Psyclone is a 23 m ride at Canada's Wonderland. On May 5, 2002, this Mondial ride was opened to the public at the park. The 1 minute and 54 second ride features 40 seats facing outwards which rotate from a central pendulum as the ride reaches its maximum arc angle of 120 degrees. Even though the ride height is 23 m, when the ride reaches the top of its swing, the height becomes 37 m high.

==Ride experience==
The rider's experience depends on where they are seated on the ride. Before the ride begins, the floor under the riders' feet descends lower (almost like going deeper in the ground) due to how the pendulum swings. If the floor did not move, serious injury to riders' legs and bodies would occur. Due to the way in which the seats rotate, all riders face different angles of the ride.

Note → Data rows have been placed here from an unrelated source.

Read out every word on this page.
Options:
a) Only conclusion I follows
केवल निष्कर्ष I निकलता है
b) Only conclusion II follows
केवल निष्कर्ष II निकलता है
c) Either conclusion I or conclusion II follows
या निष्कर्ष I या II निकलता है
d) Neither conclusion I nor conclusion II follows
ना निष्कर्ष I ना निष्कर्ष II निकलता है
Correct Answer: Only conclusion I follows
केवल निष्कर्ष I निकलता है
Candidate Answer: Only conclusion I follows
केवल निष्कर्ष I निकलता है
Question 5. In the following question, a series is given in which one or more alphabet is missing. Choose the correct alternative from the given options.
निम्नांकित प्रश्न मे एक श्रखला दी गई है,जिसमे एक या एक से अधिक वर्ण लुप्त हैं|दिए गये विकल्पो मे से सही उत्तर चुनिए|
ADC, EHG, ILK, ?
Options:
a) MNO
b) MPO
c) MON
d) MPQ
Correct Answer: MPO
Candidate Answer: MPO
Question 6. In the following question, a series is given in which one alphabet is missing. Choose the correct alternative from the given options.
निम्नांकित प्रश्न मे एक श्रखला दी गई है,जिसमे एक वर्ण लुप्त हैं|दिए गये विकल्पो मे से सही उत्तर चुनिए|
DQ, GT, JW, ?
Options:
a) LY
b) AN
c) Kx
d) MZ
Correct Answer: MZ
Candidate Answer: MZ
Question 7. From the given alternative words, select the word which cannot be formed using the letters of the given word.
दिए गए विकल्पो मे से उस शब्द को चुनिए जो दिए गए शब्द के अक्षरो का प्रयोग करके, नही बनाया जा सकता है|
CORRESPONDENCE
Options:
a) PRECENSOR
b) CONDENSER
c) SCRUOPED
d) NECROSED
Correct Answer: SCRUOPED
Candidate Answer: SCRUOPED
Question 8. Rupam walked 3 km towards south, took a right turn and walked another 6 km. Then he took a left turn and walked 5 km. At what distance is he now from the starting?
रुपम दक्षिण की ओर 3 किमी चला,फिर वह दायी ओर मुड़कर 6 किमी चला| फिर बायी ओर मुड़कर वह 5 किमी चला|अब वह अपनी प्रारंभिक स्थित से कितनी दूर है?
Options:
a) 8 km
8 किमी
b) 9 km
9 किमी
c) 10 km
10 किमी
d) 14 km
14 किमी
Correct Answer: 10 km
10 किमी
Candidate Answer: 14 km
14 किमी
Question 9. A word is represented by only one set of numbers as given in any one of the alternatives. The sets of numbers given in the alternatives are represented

Depending on where the rider is seated, they may experience some air-time as the swing reaches its maximum angle. When the ride cycle ends, the pendulum returns to the 'loading position' and the floor rises to the riders' feet, allowing riders to exit and enter the ride.

==Structure==
Psyclone is made primarily out of 7 major parts: the 4 supports around the ride which support the motor that allows the pendulum to swing, the motor itself (the blue part on top of the ride) which supports the pendulum, the pendulum itself which supports the seats for the ride, and the seats themselves.